Additionally, five field hospitals were also set up for post-acute care for patients with COVID-19. According to the state, only 100 of the 500 beds at Boston Hope were used at it’s peak. About 30 of the 250 beds at the DCU center in Worcester were used at peak. The field hospitals in Lowell, Dartmouth and Cape Cod never saw a single patient.

The state says field hospitals were meant to be an extension of hospitals and without them the demand on nursing homes would’ve been even higher.

“We should really take a hard look at these isolation units and not keep perpetuating them,” said Germain. “It’s not worth the risk. It’s not worth their lives. It’s not worth the lives of their health care workers.”

Priscilla and her husband don’t know how Ruby got COVID-19 but say they want to see change.

“Not being to able to see her in her last days, not even be able to go up to the window and wave to her,” said Brother Lo through tears.

“This insanity if you ask me,” said Priscilla. “I would like to see probably a totally new policy around nursing homes.”

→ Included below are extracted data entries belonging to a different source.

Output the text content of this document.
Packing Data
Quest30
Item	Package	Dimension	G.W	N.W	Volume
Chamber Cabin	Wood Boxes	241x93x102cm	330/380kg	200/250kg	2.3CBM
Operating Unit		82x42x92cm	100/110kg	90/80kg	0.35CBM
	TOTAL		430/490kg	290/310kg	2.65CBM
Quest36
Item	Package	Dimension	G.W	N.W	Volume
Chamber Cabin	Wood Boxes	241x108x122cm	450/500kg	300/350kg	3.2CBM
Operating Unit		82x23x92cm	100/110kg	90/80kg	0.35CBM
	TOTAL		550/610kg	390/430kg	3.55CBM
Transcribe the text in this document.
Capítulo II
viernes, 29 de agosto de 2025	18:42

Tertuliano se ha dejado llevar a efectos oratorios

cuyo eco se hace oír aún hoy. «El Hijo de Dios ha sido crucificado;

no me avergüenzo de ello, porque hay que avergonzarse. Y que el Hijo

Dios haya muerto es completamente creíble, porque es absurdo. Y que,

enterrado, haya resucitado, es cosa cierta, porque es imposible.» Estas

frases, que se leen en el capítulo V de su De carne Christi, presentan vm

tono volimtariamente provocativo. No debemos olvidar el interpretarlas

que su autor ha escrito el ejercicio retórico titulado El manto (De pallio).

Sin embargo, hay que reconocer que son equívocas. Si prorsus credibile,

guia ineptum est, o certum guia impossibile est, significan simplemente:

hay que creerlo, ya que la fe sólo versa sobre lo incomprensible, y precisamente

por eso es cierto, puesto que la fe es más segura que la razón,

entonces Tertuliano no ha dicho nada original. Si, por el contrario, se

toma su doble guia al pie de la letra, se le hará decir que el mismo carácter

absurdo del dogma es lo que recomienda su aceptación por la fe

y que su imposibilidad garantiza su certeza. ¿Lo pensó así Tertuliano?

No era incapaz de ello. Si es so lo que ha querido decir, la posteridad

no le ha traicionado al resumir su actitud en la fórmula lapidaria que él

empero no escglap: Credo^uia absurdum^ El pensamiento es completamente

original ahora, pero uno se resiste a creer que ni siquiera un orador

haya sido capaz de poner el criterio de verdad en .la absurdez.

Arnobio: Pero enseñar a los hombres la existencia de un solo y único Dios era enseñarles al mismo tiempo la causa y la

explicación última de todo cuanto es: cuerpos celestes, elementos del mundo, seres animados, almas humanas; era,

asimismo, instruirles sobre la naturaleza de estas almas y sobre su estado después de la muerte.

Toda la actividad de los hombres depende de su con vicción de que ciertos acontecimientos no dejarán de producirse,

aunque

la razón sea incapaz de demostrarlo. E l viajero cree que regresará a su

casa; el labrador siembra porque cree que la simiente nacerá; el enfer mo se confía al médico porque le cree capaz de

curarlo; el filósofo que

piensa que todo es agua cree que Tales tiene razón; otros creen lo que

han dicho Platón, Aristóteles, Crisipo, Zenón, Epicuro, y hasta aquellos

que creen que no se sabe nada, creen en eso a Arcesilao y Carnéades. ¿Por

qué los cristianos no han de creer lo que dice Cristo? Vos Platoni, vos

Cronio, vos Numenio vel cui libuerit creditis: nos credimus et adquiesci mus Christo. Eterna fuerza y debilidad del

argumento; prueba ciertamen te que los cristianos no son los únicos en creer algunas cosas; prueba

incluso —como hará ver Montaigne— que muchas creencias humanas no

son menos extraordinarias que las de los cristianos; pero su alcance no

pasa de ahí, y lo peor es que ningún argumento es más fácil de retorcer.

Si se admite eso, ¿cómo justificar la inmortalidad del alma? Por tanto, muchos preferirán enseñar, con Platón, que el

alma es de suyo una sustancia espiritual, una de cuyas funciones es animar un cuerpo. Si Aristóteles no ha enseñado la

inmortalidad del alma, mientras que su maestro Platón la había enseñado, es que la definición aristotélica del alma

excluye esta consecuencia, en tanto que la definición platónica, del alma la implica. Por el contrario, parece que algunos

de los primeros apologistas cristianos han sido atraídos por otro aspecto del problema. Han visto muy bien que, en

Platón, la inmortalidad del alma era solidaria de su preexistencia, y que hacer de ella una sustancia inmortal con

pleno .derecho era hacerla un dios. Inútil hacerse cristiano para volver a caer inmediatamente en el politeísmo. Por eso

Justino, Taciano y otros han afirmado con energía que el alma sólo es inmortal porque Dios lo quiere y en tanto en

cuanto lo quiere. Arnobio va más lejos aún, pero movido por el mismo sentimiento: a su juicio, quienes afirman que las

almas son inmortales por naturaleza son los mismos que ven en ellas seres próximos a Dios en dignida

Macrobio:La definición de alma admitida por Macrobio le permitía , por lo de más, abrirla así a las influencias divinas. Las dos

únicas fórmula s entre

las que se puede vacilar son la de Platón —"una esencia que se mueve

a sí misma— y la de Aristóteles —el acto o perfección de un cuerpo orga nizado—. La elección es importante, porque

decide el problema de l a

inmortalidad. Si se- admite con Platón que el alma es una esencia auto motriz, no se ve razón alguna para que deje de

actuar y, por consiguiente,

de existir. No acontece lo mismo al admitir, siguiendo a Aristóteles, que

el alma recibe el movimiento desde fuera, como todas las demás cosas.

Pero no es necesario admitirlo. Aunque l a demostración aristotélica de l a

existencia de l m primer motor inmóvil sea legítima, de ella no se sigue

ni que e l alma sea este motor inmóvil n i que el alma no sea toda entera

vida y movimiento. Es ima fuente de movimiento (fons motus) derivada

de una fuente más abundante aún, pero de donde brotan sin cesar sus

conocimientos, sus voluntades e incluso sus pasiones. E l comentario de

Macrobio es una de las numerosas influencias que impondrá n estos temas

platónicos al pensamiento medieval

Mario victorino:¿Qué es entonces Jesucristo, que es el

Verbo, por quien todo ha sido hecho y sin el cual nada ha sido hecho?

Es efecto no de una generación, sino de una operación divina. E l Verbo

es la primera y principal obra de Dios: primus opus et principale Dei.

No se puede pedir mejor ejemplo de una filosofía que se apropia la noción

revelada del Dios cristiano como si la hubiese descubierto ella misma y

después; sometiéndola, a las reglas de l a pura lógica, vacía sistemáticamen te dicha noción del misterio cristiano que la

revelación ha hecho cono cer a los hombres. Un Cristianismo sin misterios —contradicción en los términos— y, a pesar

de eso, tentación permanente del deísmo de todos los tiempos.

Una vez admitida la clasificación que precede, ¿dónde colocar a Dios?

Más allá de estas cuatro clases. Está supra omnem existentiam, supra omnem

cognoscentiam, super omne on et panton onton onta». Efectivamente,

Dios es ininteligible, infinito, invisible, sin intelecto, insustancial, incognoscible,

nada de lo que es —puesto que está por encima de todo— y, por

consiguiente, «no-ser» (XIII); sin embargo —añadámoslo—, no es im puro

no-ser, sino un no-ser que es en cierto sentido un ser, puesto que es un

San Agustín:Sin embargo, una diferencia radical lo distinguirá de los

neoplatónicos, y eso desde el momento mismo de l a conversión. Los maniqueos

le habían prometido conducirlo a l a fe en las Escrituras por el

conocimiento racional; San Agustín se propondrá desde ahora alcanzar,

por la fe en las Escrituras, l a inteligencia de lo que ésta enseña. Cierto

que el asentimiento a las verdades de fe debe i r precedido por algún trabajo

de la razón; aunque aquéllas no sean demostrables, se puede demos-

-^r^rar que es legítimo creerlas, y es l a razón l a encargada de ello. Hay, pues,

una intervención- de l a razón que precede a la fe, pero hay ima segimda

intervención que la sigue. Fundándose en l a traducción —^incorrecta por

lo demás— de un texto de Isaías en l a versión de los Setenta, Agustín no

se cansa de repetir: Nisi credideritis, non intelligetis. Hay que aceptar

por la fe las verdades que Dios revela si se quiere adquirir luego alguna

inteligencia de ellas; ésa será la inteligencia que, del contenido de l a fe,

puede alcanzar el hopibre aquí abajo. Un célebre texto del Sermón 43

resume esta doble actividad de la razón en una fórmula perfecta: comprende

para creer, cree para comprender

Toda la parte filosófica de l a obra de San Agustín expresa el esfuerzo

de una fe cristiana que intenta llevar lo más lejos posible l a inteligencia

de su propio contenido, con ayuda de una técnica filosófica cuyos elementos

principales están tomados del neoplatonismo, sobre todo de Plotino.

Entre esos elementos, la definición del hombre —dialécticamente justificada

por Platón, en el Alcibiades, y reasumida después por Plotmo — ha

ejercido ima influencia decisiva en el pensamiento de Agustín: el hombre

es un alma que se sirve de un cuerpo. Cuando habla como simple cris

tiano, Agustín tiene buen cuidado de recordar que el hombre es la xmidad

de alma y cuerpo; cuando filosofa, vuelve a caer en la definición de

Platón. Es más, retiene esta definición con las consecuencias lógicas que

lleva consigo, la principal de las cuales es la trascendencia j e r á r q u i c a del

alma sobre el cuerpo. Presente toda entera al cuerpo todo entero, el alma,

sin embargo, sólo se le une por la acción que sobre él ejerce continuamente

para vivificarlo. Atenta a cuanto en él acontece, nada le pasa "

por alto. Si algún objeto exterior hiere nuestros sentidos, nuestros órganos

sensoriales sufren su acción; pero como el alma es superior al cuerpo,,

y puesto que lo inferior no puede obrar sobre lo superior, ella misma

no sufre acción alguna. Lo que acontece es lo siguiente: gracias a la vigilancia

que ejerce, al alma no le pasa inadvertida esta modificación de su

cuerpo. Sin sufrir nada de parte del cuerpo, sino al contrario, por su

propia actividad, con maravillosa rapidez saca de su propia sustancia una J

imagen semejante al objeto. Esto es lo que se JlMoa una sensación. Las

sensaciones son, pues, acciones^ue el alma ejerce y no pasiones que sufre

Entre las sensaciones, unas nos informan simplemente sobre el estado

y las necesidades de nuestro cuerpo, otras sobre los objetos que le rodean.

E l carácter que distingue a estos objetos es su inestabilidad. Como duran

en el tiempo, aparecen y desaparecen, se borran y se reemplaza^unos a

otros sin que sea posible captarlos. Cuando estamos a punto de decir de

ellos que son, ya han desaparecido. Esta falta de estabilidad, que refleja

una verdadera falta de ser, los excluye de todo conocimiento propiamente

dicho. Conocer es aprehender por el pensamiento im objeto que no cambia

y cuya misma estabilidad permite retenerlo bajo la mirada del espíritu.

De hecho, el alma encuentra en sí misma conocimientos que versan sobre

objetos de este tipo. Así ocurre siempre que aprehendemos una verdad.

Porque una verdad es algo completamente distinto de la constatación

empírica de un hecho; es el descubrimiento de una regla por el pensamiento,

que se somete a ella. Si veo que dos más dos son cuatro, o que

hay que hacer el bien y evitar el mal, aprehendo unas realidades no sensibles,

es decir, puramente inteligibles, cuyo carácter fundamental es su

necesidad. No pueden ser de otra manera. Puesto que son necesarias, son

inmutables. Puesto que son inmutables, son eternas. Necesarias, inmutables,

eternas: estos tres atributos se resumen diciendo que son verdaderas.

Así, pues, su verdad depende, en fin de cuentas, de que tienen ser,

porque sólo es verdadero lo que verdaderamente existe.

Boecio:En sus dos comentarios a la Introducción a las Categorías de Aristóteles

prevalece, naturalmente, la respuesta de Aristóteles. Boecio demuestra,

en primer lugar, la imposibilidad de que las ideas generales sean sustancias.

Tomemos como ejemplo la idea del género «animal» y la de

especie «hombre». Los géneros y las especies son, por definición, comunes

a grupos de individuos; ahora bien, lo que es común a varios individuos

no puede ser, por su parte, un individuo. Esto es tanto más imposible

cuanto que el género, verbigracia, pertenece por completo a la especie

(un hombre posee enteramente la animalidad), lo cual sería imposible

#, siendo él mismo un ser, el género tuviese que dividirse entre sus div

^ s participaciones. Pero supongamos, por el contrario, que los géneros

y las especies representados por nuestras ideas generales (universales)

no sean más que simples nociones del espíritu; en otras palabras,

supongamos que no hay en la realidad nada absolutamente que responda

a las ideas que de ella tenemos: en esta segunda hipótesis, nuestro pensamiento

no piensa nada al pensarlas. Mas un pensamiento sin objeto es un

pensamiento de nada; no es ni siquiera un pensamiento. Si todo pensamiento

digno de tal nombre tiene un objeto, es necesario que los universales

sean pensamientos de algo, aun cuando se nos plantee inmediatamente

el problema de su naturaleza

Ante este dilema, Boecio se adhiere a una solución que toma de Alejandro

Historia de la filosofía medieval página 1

25 Investigates contacted the Benjamin Healthcare Center on several occasions but requests for a comment went unanswered.

It’s also important to note that Massachusetts hospitals discharged infected patients to some of the lowest rated homes, as well as some of the highest performing facilities. There were outbreaks and deaths at both.

To date, 5,312 people have died after contracting COVID-19 at long term care facilities. That’s more than 60% of all deaths in the state.